US Wasting Millions Trying To Get Afghanistan To Collect Import Taxes Electronically

A program to help Afghanistan collect import duties electronically could be wasting more than $100 million of taxpayer money, government investigators claim in a report released Tuesday.

The U.S. Agency for International Development (USAID) is three years into a four-year project to help Afghanistan officials use electronic methods to gather custom duties instead of cash, but the program has mostly been a failure, according to the Special Investigator General for Afghanistan Reconstruction (SIGAR).

USAID tapped Chemonics, a for-profit development company with numerous USAID and State Department contracts, to implement an e-payment system in Afghanistan under the Afghanistan Trade and Revenue program.

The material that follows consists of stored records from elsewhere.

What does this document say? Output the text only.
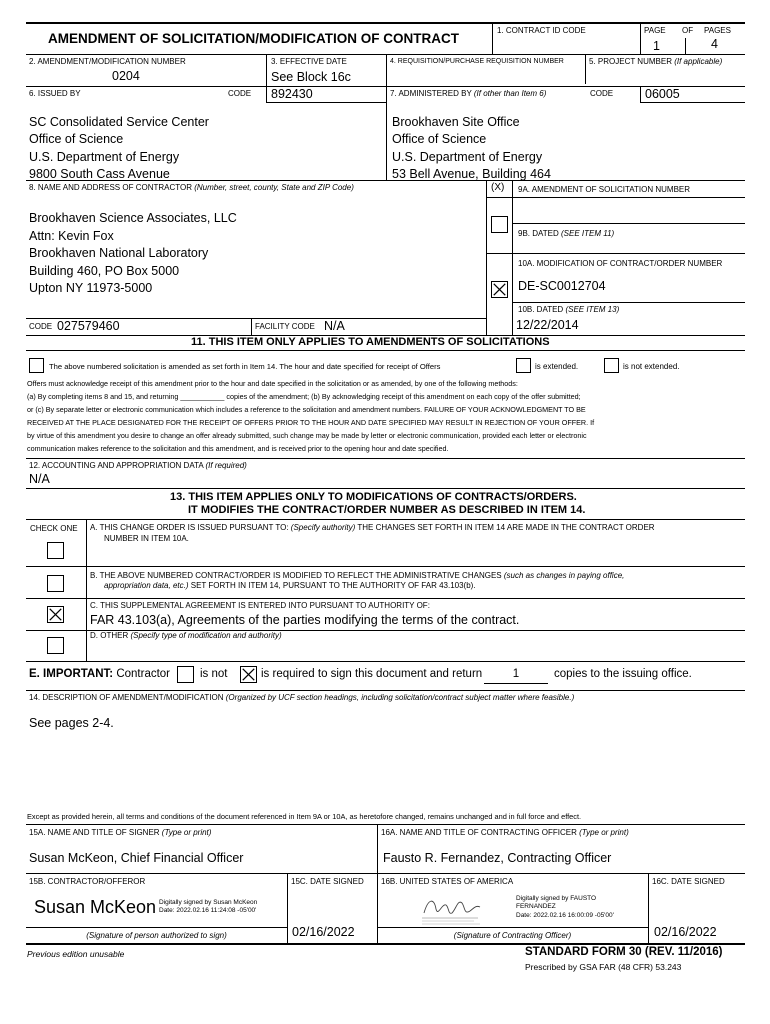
AMENDMENT OF SOLICITATION/MODIFICATION OF CONTRACT
1. CONTRACT ID CODE	PAGE OF PAGES
1	4
2. AMENDMENT/MODIFICATION NUMBER
0204
3. EFFECTIVE DATE
See Block 16c
4. REQUISITION/PURCHASE REQUISITION NUMBER	5. PROJECT NUMBER (If applicable)
6. ISSUED BY	CODE 892430	7. ADMINISTERED BY (If other than Item 6)	CODE	06005
SC Consolidated Service Center
Office of Science
U.S. Department of Energy
9800 South Cass Avenue
Brookhaven Site Office
Office of Science
U.S. Department of Energy
53 Bell Avenue, Building 464
8. NAME AND ADDRESS OF CONTRACTOR (Number, street, county, State and ZIP Code)	(X) 9A. AMENDMENT OF SOLICITATION NUMBER
Brookhaven Science Associates, LLC
Attn: Kevin Fox
Brookhaven National Laboratory
Building 460, PO Box 5000
Upton NY 11973-5000
9B. DATED (SEE ITEM 11)
10A. MODIFICATION OF CONTRACT/ORDER NUMBER
DE-SC0012704
10B. DATED (SEE ITEM 13)
12/22/2014
CODE 027579460	FACILITY CODE N/A
11. THIS ITEM ONLY APPLIES TO AMENDMENTS OF SOLICITATIONS
The above numbered solicitation is amended as set forth in Item 14. The hour and date specified for receipt of Offers	is extended.	is not extended.
Offers must acknowledge receipt of this amendment prior to the hour and date specified in the solicitation or as amended, by one of the following methods:
(a) By completing items 8 and 15, and returning ___________ copies of the amendment; (b) By acknowledging receipt of this amendment on each copy of the offer submitted;
or (c) By separate letter or electronic communication which includes a reference to the solicitation and amendment numbers. FAILURE OF YOUR ACKNOWLEDGMENT TO BE
RECEIVED AT THE PLACE DESIGNATED FOR THE RECEIPT OF OFFERS PRIOR TO THE HOUR AND DATE SPECIFIED MAY RESULT IN REJECTION OF YOUR OFFER. If
by virtue of this amendment you desire to change an offer already submitted, such change may be made by letter or electronic communication, provided each letter or electronic
communication makes reference to the solicitation and this amendment, and is received prior to the opening hour and date specified.
12. ACCOUNTING AND APPROPRIATION DATA (If required)
N/A
13. THIS ITEM APPLIES ONLY TO MODIFICATIONS OF CONTRACTS/ORDERS.
IT MODIFIES THE CONTRACT/ORDER NUMBER AS DESCRIBED IN ITEM 14.
CHECK ONE A. THIS CHANGE ORDER IS ISSUED PURSUANT TO: (Specify authority) THE CHANGES SET FORTH IN ITEM 14 ARE MADE IN THE CONTRACT ORDER
NUMBER IN ITEM 10A.
B. THE ABOVE NUMBERED CONTRACT/ORDER IS MODIFIED TO REFLECT THE ADMINISTRATIVE CHANGES (such as changes in paying office,
appropriation data, etc.) SET FORTH IN ITEM 14, PURSUANT TO THE AUTHORITY OF FAR 43.103(b).
C. THIS SUPPLEMENTAL AGREEMENT IS ENTERED INTO PURSUANT TO AUTHORITY OF:
FAR 43.103(a), Agreements of the parties modifying the terms of the contract.
D. OTHER (Specify type of modification and authority)
E. IMPORTANT: Contractor	is not	is required to sign this document and return	1	copies to the issuing office.
14. DESCRIPTION OF AMENDMENT/MODIFICATION (Organized by UCF section headings, including solicitation/contract subject matter where feasible.)
See pages 2-4.
Except as provided herein, all terms and conditions of the document referenced in Item 9A or 10A, as heretofore changed, remains unchanged and in full force and effect.
15A. NAME AND TITLE OF SIGNER (Type or print)	16A. NAME AND TITLE OF CONTRACTING OFFICER (Type or print)
Susan McKeon, Chief Financial Officer	Fausto R. Fernandez, Contracting Officer
15B. CONTRACTOR/OFFEROR	15C. DATE SIGNED 16B. UNITED STATES OF AMERICA	16C. DATE SIGNED
Susan McKeon Digitally signed by Susan McKeon
Date: 2022.02.16 11:24:08 -05'00'
02/16/2022
Digitally signed by FAUSTO
FERNANDEZ
Date: 2022.02.16 16:00:09 -05'00'
02/16/2022
(Signature of person authorized to sign)	(Signature of Contracting Officer)
Previous edition unusable	STANDARD FORM 30 (REV. 11/2016)
Prescribed by GSA FAR (48 CFR) 53.243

As one part of the $77.8 million program, Chemonics and USAID established a goal of collecting 75 percent of all custom duties electronically by November of 2018. The project started in November 2013, and had a $77.8 million budget.

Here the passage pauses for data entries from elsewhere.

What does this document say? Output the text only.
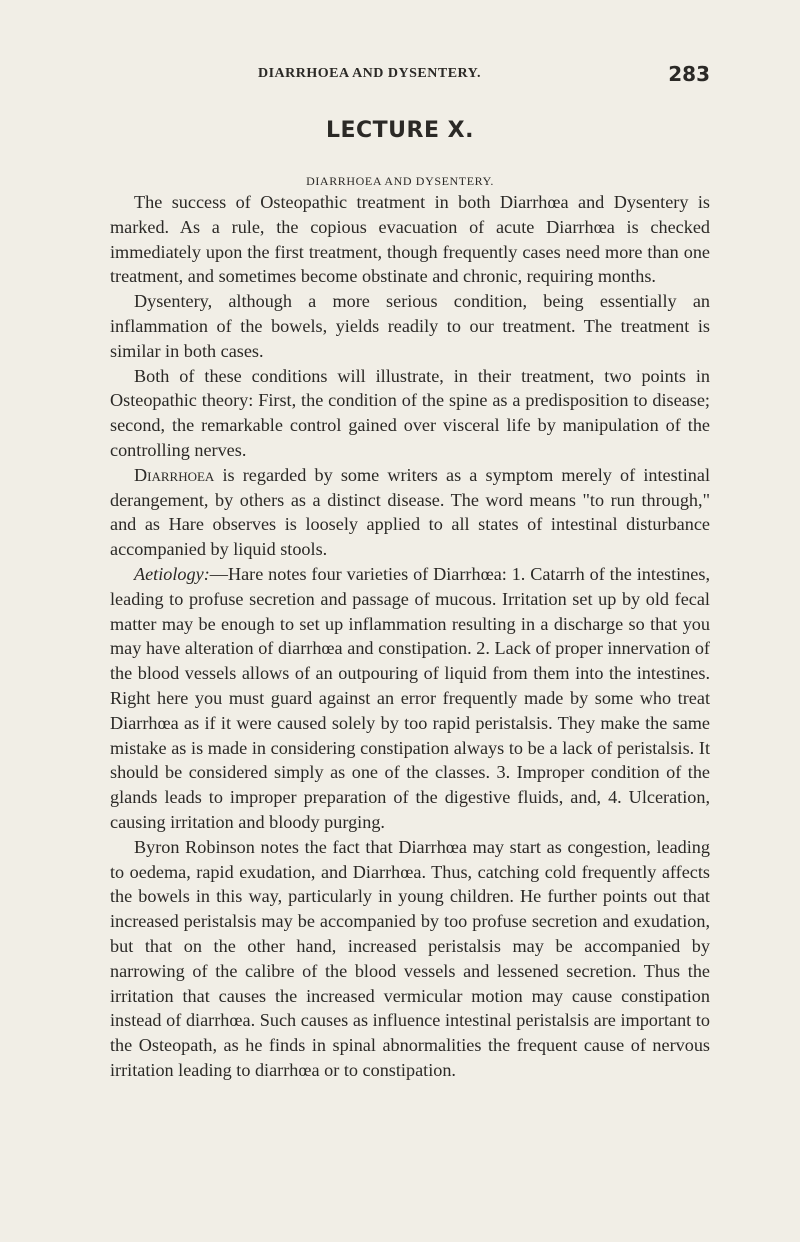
DIARRHOEA AND DYSENTERY.	283
LECTURE X.
DIARRHOEA AND DYSENTERY.

The success of Osteopathic treatment in both Diarrhœa and Dysentery is marked. As a rule, the copious evacuation of acute Diarrhœa is checked immediately upon the first treatment, though frequently cases need more than one treatment, and sometimes become obstinate and chronic, requiring months.

Dysentery, although a more serious condition, being essentially an inflammation of the bowels, yields readily to our treatment. The treatment is similar in both cases.

Both of these conditions will illustrate, in their treatment, two points in Osteopathic theory: First, the condition of the spine as a predisposition to disease; second, the remarkable control gained over visceral life by manipulation of the controlling nerves.

Diarrhoea is regarded by some writers as a symptom merely of intestinal derangement, by others as a distinct disease. The word means "to run through," and as Hare observes is loosely applied to all states of intestinal disturbance accompanied by liquid stools.

Aetiology:—Hare notes four varieties of Diarrhœa: 1. Catarrh of the intestines, leading to profuse secretion and passage of mucous. Irritation set up by old fecal matter may be enough to set up inflammation resulting in a discharge so that you may have alteration of diarrhœa and constipation. 2. Lack of proper innervation of the blood vessels allows of an outpouring of liquid from them into the intestines. Right here you must guard against an error frequently made by some who treat Diarrhœa as if it were caused solely by too rapid peristalsis. They make the same mistake as is made in considering constipation always to be a lack of peristalsis. It should be considered simply as one of the classes. 3. Improper condition of the glands leads to improper preparation of the digestive fluids, and, 4. Ulceration, causing irritation and bloody purging.

Byron Robinson notes the fact that Diarrhœa may start as congestion, leading to oedema, rapid exudation, and Diarrhœa. Thus, catching cold frequently affects the bowels in this way, particularly in young children. He further points out that increased peristalsis may be accompanied by too profuse secretion and exudation, but that on the other hand, increased peristalsis may be accompanied by narrowing of the calibre of the blood vessels and lessened secretion. Thus the irritation that causes the increased vermicular motion may cause constipation instead of diarrhœa. Such causes as influence intestinal peristalsis are important to the Osteopath, as he finds in spinal abnormalities the frequent cause of nervous irritation leading to diarrhœa or to constipation.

“Our review found that by the end of December 2016, less than 1 percent…of all custom duty collections were being collected
electronically,” John Sopko, head of SIGAR, said in the reports.

Most duties are collected in cash in Afghanistan, and transported from customs offices to central locations, an inefficient and dangerous way to ensure the Afghanistan government gets its money.

The e-payment system was supposed to address these concerns, but needed the support of Afghanistan officials, and the willingness of traders to adopt the new system.

The cash-based system also makes corruption easy. SIGAR reported earlier that roughly half the duty fees Afghanistan collected in 2013 went to corrupt officials.

Another obstacle to bringing customs payments online is the incentive of Afghanistan’s national bank, which still processes many duty transactions despite a 2005 law that forbidS them from doing so. Chemonics may have been “unaware” of the “difficulty of removing Da Afghanistan Bank from the lucrative cash-based customs process” when it set the 75 percent goal, one official told SIGAR.

This is not the first time an e-payment initiative sponsored by the U.S. has failed. USAID first brought Chemonics in to implement an e-payment system in 2009 for a four-year program as part of an $83 million contract, but that initiative failed to achieve its goal — which was also to complete 75 percent of duty transactions electronically.

During the second year of the program, electronically collected duties actually decreased. Of the $954 million in duties Afghanistan collected in 2014, only $4 million came from electronic transactions. In 2013, the first year of the new four-year program, Afghanistan electronically collected $6.42 million of the total $870.63 in duties.

SIGAR suggested that Chemonics should ultimately be held responsible for the program’s lack of results, and USAID agreed. The contract states that if the project is failing to meet goals, the contractor should readjust its approach, and Chemonics did not do that.

Chemonics and USAID did change its metrics considerably after the first two years. Chemonics and USAID significantly revised the revenue generation targets downward for the first three quarters of program year four “because the program failed to achieve any of the revenue generation targets established for year three,” which ended in late 2016.